Wednesday, 12 January 2011

Interview with Professor Ronald Coase

Here is an interview by Wang Ning of Ronald Coase and his views on China.

An interesting question asked was about what separates good economics from bad. And it all comes down to the importance of transaction costs, which is the central message of  Coase's two most famous papers - The Nature of the Firm and The Problem of Social Cost:
WN: You mentioned many times that you do not like the term, "Coasean economics", and prefer to call it simply the "right economics" or "good economics". What separates the good from bad, the right from wrong?

RC: The bad or wrong economics is what I called the "blackboard economics". It does not study the real world economy. Instead, its efforts are on an imaginary world that exists only in the mind of economists, for example, the zero-transaction cost world.

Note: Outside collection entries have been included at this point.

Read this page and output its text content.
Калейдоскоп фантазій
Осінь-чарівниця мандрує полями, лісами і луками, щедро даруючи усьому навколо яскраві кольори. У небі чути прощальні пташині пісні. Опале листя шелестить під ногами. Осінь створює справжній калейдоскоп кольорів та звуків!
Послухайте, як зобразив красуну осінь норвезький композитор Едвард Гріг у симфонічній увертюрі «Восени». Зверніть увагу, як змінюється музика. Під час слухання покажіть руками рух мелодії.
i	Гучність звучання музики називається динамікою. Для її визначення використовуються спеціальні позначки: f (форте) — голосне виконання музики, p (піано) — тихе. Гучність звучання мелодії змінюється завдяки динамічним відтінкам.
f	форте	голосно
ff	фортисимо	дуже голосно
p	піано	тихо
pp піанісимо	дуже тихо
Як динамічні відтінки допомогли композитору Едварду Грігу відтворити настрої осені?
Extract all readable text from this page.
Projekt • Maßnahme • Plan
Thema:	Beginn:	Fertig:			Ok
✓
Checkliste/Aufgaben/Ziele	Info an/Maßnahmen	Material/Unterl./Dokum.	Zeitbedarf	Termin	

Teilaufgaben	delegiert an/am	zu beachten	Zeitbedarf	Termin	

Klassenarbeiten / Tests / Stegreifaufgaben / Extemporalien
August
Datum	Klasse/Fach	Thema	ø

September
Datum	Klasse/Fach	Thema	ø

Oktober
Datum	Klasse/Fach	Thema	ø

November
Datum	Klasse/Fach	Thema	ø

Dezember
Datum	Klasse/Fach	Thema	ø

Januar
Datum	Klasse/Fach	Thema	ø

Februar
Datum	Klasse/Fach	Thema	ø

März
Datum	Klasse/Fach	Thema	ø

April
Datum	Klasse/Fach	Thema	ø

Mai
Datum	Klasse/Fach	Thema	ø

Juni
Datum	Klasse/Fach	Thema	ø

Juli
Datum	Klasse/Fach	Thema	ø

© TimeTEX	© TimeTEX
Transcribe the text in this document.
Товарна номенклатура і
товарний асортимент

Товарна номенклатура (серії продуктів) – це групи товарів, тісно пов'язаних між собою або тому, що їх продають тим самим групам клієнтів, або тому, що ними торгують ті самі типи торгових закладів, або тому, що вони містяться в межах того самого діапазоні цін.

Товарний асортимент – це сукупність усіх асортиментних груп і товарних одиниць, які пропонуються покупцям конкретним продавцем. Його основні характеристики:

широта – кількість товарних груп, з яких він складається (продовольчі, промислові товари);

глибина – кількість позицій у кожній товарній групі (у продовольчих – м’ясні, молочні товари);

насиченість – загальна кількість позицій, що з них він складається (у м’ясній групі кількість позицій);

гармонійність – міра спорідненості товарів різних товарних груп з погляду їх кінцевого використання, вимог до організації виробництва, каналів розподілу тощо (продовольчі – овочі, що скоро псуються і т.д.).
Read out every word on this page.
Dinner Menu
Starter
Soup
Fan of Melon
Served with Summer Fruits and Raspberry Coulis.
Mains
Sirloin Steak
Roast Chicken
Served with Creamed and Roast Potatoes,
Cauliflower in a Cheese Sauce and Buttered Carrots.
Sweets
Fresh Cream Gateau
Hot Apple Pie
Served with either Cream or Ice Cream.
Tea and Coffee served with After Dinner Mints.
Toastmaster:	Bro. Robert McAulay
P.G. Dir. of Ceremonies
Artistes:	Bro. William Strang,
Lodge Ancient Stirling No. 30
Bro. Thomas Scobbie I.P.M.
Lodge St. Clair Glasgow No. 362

Ideas and imaginations are terribly important in economic research or any pursuit of science. But the subject of study has to be real.

2 comments:

Ed Dolan said...

Thank you very much for the quote and the link. I will put the quote in the new edition of my textbook, coming out next year. I have been a big fan of Coase every since I attended his seminar in Chicago in the 70s. He is dead right on the difference between blackboard economics and real economics.

Paul Walker said...

One of the few intro books I have kept is a copy of an old edition of Dolan and Lindsey. I hope the new version does as well.